The top of the page is a cinematic hero with a time-aware greeting and the headline status of your tenant — calm when things are calm, pointed when they’re not.

Directly beneath it sits the AI daily briefing: two-to-four paragraphs that summarize everything that happened since you last looked. The briefing is written once per period by an agent (Chapter 20) and draws on every signal in the window — alerts that fired or resolved, new resources discovered, open change proposals, spend anomalies, and agent highlights. On a quiet day it says so honestly; on a busy day it leads with what needs you.

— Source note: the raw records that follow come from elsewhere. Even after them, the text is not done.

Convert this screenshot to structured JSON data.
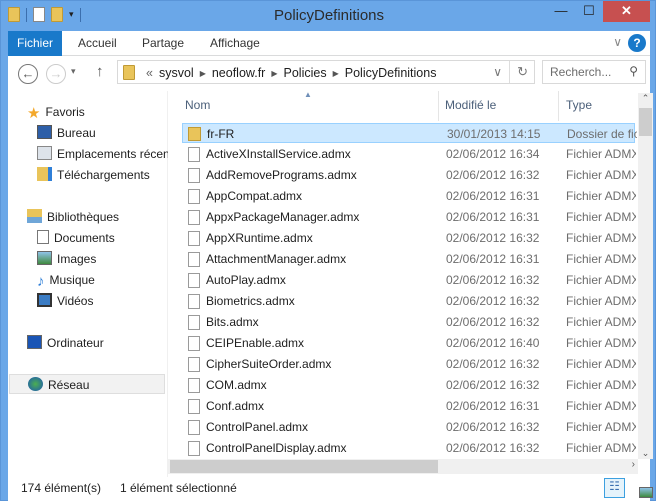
{
  "window": {
    "title": "PolicyDefinitions"
  },
  "ribbon": {
    "tabs": [
      "Fichier",
      "Accueil",
      "Partage",
      "Affichage"
    ]
  },
  "address": {
    "prefix": "«",
    "crumbs": [
      "sysvol",
      "neoflow.fr",
      "Policies",
      "PolicyDefinitions"
    ],
    "search_placeholder": "Recherch..."
  },
  "sidebar": {
    "favorites": {
      "label": "Favoris",
      "items": [
        "Bureau",
        "Emplacements récents",
        "Téléchargements"
      ]
    },
    "libraries": {
      "label": "Bibliothèques",
      "items": [
        "Documents",
        "Images",
        "Musique",
        "Vidéos"
      ]
    },
    "computer": "Ordinateur",
    "network": "Réseau"
  },
  "columns": {
    "name": "Nom",
    "modified": "Modifié le",
    "type": "Type"
  },
  "files": [
    {
      "name": "fr-FR",
      "modified": "30/01/2013 14:15",
      "type": "Dossier de fichiers",
      "folder": true
    },
    {
      "name": "ActiveXInstallService.admx",
      "modified": "02/06/2012 16:34",
      "type": "Fichier ADMX"
    },
    {
      "name": "AddRemovePrograms.admx",
      "modified": "02/06/2012 16:32",
      "type": "Fichier ADMX"
    },
    {
      "name": "AppCompat.admx",
      "modified": "02/06/2012 16:31",
      "type": "Fichier ADMX"
    },
    {
      "name": "AppxPackageManager.admx",
      "modified": "02/06/2012 16:31",
      "type": "Fichier ADMX"
    },
    {
      "name": "AppXRuntime.admx",
      "modified": "02/06/2012 16:32",
      "type": "Fichier ADMX"
    },
    {
      "name": "AttachmentManager.admx",
      "modified": "02/06/2012 16:31",
      "type": "Fichier ADMX"
    },
    {
      "name": "AutoPlay.admx",
      "modified": "02/06/2012 16:32",
      "type": "Fichier ADMX"
    },
    {
      "name": "Biometrics.admx",
      "modified": "02/06/2012 16:32",
      "type": "Fichier ADMX"
    },
    {
      "name": "Bits.admx",
      "modified": "02/06/2012 16:32",
      "type": "Fichier ADMX"
    },
    {
      "name": "CEIPEnable.admx",
      "modified": "02/06/2012 16:40",
      "type": "Fichier ADMX"
    },
    {
      "name": "CipherSuiteOrder.admx",
      "modified": "02/06/2012 16:32",
      "type": "Fichier ADMX"
    },
    {
      "name": "COM.admx",
      "modified": "02/06/2012 16:32",
      "type": "Fichier ADMX"
    },
    {
      "name": "Conf.admx",
      "modified": "02/06/2012 16:31",
      "type": "Fichier ADMX"
    },
    {
      "name": "ControlPanel.admx",
      "modified": "02/06/2012 16:32",
      "type": "Fichier ADMX"
    },
    {
      "name": "ControlPanelDisplay.admx",
      "modified": "02/06/2012 16:32",
      "type": "Fichier ADMX"
    }
  ],
  "status": {
    "count": "174 élément(s)",
    "selected": "1 élément sélectionné"
  }
}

Two controls accompany it:

  • Regenerate — rewrite the briefing now, against current data, instead of waiting for the next scheduled run.
  • What’s in here? — list the exact records that fed the briefing, each a link you can drill into.

Why it matters — A briefing is the answer to “what happened since I last looked?”, written before you ask. That’s the difference between starting your day reading dashboards and starting it already knowing where to go.


The summary tiles

A row of live tiles gives you the numbers behind the briefing. Each is a single figure with a sparkline, and each is a link:

  • Active agents — how many autonomous helpers are enabled and running. Opens Agents.
  • Open incidents — incidents currently in flight. Opens Alerts filtered to incidents.
  • 24-hour activity — significant events in your tenant in the last day. Opens the activity timeline.
  • Workflows running — automations executing or scheduled to run soon. Opens Automations.
  • Briefings on file — how many briefings have been generated and kept. Opens Reports → Briefings.

The tiles are deliberately glanceable. The detail lives one click away, on the page each tile points to.


The Assistant panel

The Assistant is not a page — it’s a panel anchored to the right side of every page, including this one. Open it with Cmd-K / Ctrl-K.

  • Header — “AI Assistant” plus a status dot that tells you whether inference is running on your own GPU or on the Daalu-hosted tier (Chapters 16–17).
  • Conversation thread — your messages and the Assistant’s replies. Tool calls render as expandable cards (“queried Prometheus: 4 results”); proposals render as inline cards with an Open proposal link.
  • Input — multiline, Enter to send, Shift+Enter for a newline. Markdown renders as you type.
  • Footer — toggle which tools the Assistant may use for this conversation, clear the thread, or send feedback on a reply.

What makes the panel useful is context: ask a question on Alerts and it already knows which alert you’re looking at; ask on Operations and it picks up the current device. You never copy IDs around. The concept chapter for the Assistant is Chapter 13.


A brand-new tenant

Before anything is connected, Home is mostly friendly empty states:

  • The briefing reads “Welcome to Daalu. There isn’t anything to report yet…”
  • The tiles show zeros.
  • The activity timeline is empty.

Each empty state carries a call to action — Connect an integration, Invite a teammate, Connect a GPU — that drops you into the relevant setup flow. Click through to get the first signal flowing; the page fills in as soon as data starts arriving.